Świdniczanka pracuje we wrocławskim salonie Sephora. Tam na co dzień „trenuje” przed mistrzostwami wykonując swoją pracę. Dba o to, aby na twarzy klientki zajaśniało jej wewnętrzne piękno. Bo o to w makijażu chodzi.
Ewa studiowała medycynę w Gdańsku. Ale pewnego dnia...
- Rzuciłam studia dla Szkoły Stylizacji i Wizażu we Wrocławiu – opowiada. - I nie żałuję.

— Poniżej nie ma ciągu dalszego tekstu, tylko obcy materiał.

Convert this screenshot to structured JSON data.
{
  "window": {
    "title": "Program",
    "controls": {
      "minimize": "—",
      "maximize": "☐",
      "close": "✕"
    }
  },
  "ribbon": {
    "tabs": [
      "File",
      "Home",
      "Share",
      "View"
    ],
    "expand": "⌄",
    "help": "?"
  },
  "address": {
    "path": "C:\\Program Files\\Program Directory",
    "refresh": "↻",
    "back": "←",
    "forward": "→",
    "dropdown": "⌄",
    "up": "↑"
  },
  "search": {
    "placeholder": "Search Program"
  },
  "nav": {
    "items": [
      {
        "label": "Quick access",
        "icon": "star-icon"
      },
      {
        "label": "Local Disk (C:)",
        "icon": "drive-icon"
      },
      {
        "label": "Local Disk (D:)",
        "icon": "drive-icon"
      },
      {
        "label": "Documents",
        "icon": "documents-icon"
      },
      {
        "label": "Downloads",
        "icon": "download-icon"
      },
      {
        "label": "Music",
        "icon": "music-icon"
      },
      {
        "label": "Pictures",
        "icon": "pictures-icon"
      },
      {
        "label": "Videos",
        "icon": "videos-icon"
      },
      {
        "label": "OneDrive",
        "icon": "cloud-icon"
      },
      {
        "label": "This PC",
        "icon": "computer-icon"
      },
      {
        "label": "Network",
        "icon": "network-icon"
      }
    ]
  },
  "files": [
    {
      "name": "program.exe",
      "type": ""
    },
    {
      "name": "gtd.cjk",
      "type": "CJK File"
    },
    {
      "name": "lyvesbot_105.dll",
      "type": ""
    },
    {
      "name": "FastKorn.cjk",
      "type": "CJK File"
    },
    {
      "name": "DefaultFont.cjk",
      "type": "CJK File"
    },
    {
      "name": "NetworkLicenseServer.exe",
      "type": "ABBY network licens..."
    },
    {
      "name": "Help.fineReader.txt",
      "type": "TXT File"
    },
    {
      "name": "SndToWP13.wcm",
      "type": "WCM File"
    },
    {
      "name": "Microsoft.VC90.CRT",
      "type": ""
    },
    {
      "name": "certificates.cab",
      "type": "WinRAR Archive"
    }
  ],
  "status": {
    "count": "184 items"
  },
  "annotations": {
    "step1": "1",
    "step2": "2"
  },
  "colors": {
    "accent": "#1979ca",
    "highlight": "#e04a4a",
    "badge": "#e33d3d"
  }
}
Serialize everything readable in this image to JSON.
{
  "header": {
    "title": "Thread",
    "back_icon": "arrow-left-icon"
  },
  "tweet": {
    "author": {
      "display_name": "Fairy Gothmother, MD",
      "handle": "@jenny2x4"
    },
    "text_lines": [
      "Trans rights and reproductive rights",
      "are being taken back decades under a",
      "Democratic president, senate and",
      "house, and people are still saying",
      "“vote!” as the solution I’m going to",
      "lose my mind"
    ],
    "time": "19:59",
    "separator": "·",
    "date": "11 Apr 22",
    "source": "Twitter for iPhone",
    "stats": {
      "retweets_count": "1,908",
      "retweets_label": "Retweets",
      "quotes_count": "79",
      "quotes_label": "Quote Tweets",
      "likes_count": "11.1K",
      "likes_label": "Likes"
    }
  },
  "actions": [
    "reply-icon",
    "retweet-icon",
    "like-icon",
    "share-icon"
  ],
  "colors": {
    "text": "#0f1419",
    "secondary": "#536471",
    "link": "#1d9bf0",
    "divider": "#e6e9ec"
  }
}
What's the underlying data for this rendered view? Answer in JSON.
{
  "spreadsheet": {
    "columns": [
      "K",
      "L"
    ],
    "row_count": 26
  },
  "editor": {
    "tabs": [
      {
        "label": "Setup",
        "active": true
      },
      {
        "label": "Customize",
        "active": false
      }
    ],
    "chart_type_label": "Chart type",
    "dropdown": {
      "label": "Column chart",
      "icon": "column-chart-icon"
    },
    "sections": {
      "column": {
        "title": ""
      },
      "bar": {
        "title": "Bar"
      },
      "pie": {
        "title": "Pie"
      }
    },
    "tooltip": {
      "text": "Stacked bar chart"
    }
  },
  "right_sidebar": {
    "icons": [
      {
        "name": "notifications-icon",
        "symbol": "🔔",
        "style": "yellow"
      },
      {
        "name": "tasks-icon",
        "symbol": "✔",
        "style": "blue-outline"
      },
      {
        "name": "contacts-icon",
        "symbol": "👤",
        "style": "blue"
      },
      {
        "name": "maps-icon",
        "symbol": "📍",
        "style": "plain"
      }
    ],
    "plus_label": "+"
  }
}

Od dwóch lat świdniczanka pracuje jako wizażystka. Zaraz gdy zatrudniła się w Sephorze, chciała wystartować w konkursie dla adeptów sztuki makijażu. Wystartowała dopiero teraz. I to z niezłym skutkiem. W półfinałach imprezy organizowanej przez Sephora Polska wzięło udział stu uczestników (nie tylko panie zajmują się makijażem). Ale do finałów zakwalifikowała się jedynie siódemka. Wśród nich świdniczanka.
Finały zaplanowano na 21 września. Ewa Pidanty jeszcze nie wie, jaką modelkę zabierze ze sobą.
- To zależy od tematu, a jeszcze nie dostaliśmy tematów – mówi. - W półfinałach tematem był makijaż zmysłowy.
Nagrodą główną są tygodniowe warsztaty wizażu w Nowym Jorku.
- Jest o co walczyć – mówi Ewa. Trzymamy kciuki!